TIPC

Pitch you Transformation: Science to Policy Training: Increasing Policy Impact for Transformation

Session
Past Event
17 January 2022 15:15 (GMT)
to
17 January 2022 16:15 (GMT)

 

 

This session runs with: MOTION Handbook: Tools for Transformative System Change; and A model for the transformation of the learning environments of the public schools of the city of Bogotá for science, technology and innovation.

Each project will have 10 minutes pitch with 30 minutes of Q&A. 

While the importance of science for policy making is often highlighted, particularly early-career researchers often lack an understanding of the real world policy process, the role of science in policy making and the skills needed to engage with policy makers. Without such capabilities, potentially transformative ideas and research risk slipping through the cracks without making an impact.

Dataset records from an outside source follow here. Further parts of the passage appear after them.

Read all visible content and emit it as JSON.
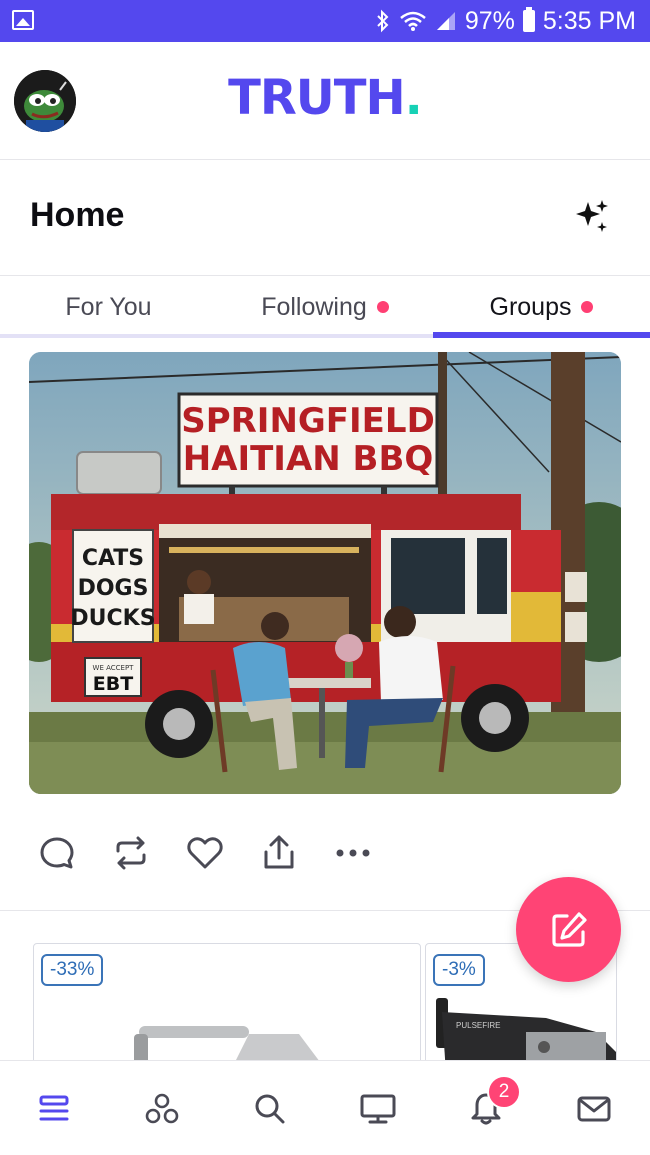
{
  "status_bar": {
    "battery": "97%",
    "time": "5:35 PM",
    "icons": [
      "gallery-icon",
      "bluetooth-icon",
      "wifi-icon",
      "signal-icon",
      "battery-icon"
    ]
  },
  "header": {
    "logo_text": "TRUTH",
    "logo_dot": ".",
    "brand_color": "#5448ee",
    "logo_dot_color": "#17d1b5"
  },
  "page": {
    "title": "Home",
    "action_icon": "sparkles-icon"
  },
  "tabs": [
    {
      "label": "For You",
      "has_dot": false,
      "active": false
    },
    {
      "label": "Following",
      "has_dot": true,
      "active": false
    },
    {
      "label": "Groups",
      "has_dot": true,
      "active": true
    }
  ],
  "post": {
    "image_sign_text": [
      "SPRINGFIELD",
      "HAITIAN BBQ"
    ],
    "image_menu_text": [
      "CATS",
      "DOGS",
      "DUCKS"
    ],
    "image_ebt_small": "WE ACCEPT",
    "image_ebt_text": "EBT",
    "actions": [
      "reply-icon",
      "repost-icon",
      "like-icon",
      "share-icon",
      "more-icon"
    ]
  },
  "ads": [
    {
      "discount": "-33%"
    },
    {
      "discount": "-3%",
      "product_text": "PULSEFIRE"
    }
  ],
  "fab": {
    "icon": "compose-icon",
    "color": "#ff4475"
  },
  "bottom_nav": {
    "items": [
      "feed-icon",
      "groups-icon",
      "search-icon",
      "tv-icon",
      "notifications-icon",
      "messages-icon"
    ],
    "notification_count": "2",
    "active_color": "#5448ee"
  }
}
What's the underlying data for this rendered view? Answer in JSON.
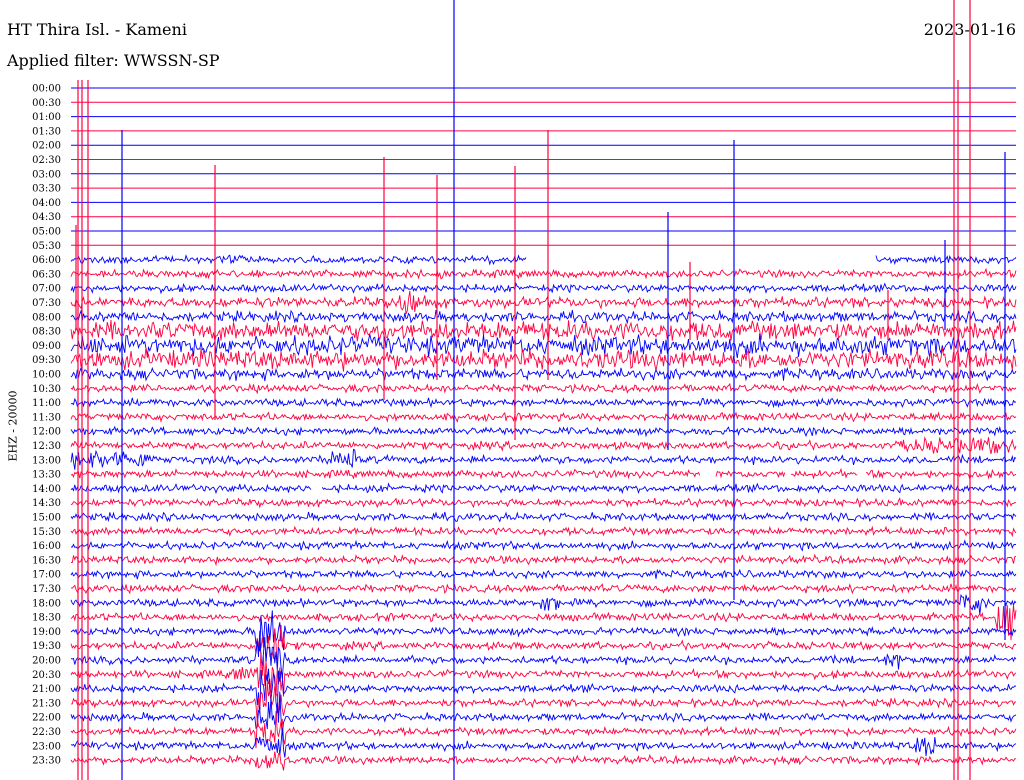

Against this background, science to policy training is a capacity-building intervention that aims at improving early career researcher’s skills and expertise to meaningfully engage with and shape innovation policy. As such, it aims to increase the transformative potential of early-career researchers’ output by improving and communicating the relevance of their research and thus impact real-world policy processes. By providing junior scholars with a fundamental understanding of policy processes and the role of science from a practitioners point-of-view, we aim to help them define and strengthen their role and contribution to transformative innovation policy processes.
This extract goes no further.